Between 65 and 70 people slept at the Victoria International Airport Sunday night after most flights were cancelled.
Airport authority media representative Rod Hunchak said the airport’s main runway is open and planes are able to land and take off safely. Crews started working to clear the runway last night.
Denny Warner, executive director of the Peninsula Chamber of Commerce, said the aftermath of Sunday’s snowstorm could end up costing the economy on the Saanich Peninsula about $2.5 million based on available figures and estimates.
As of 1 p.m. Monday, BC Hydro crews were still working around the clock on a number of outages affecting approximately 700 residents on southern Vancouver Island.
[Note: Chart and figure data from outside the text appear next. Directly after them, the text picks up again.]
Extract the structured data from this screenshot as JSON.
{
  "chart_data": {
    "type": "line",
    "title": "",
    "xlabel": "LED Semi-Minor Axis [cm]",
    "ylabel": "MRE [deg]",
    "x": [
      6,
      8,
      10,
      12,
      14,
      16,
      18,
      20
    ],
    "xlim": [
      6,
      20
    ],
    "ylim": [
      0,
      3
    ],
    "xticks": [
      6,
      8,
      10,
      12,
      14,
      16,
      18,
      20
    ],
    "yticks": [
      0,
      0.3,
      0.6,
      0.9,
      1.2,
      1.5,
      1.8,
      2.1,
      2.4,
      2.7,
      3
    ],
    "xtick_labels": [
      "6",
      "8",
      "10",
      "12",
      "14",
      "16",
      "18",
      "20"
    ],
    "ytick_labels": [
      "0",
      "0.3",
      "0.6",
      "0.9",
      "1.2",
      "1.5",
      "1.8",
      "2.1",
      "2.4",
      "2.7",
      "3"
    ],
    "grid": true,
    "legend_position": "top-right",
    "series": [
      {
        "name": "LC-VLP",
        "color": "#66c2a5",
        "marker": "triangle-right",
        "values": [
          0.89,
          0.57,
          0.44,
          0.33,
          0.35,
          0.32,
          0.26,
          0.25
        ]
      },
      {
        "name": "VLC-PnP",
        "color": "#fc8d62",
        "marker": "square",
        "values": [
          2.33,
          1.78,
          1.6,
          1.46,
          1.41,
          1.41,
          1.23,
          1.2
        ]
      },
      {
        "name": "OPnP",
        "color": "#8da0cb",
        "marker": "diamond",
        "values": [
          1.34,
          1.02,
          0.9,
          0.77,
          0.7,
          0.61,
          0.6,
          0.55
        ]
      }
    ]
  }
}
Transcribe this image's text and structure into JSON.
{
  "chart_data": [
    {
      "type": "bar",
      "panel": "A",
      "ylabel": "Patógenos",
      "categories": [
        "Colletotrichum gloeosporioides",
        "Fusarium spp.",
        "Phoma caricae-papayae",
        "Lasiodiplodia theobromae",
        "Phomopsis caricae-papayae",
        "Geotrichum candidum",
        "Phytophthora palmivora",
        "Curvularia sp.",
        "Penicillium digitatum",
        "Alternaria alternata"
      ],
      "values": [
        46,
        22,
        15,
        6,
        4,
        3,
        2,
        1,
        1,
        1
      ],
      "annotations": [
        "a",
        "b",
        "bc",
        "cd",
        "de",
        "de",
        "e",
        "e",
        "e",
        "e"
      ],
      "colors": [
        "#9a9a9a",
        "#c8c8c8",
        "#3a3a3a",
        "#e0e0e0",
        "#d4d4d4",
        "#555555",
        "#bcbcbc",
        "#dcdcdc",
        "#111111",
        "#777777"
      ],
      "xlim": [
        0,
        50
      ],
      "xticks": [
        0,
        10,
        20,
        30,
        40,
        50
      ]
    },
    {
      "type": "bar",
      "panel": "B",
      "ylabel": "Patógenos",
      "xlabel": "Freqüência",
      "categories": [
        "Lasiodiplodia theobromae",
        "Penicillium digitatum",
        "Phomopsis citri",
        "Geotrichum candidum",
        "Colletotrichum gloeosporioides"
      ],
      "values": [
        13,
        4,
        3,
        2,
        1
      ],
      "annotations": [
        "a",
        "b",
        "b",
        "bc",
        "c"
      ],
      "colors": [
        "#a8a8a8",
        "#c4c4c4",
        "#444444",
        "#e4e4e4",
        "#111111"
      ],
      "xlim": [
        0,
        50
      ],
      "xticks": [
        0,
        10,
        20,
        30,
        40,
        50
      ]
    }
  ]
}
But students seem to be enjoying the conditions as all schools on the south Island were closed for a snow day Monday. However, the novel conditions of snow and ice can be dangerous.
Three teens were spotted enjoying the snowy conditions at Beacon Hill Park when one decided to walk out into the middle of Goodacre Lake.
Although the ice did not crack, experts advise only walking on ice if it is clear blue and you are sure it is at least 15 cm thick. Grey ice is unsafe, and white opaque or snow ice is half the strength of blue ice. A depth of 20 cm is needed for groups of walkers or skaters.
Several Greater Victoria municipalities require residents and businesses to keep sidewalks clear.
Victoria and Saanich’s bylaws both state that they must be cleared by 10 a.m., and Victoria residents who fail to comply could be fined $125. Barrie Cockle, Victoria’s manager of bylaw services said that they will respond to complaints, but look to educate rather than fine.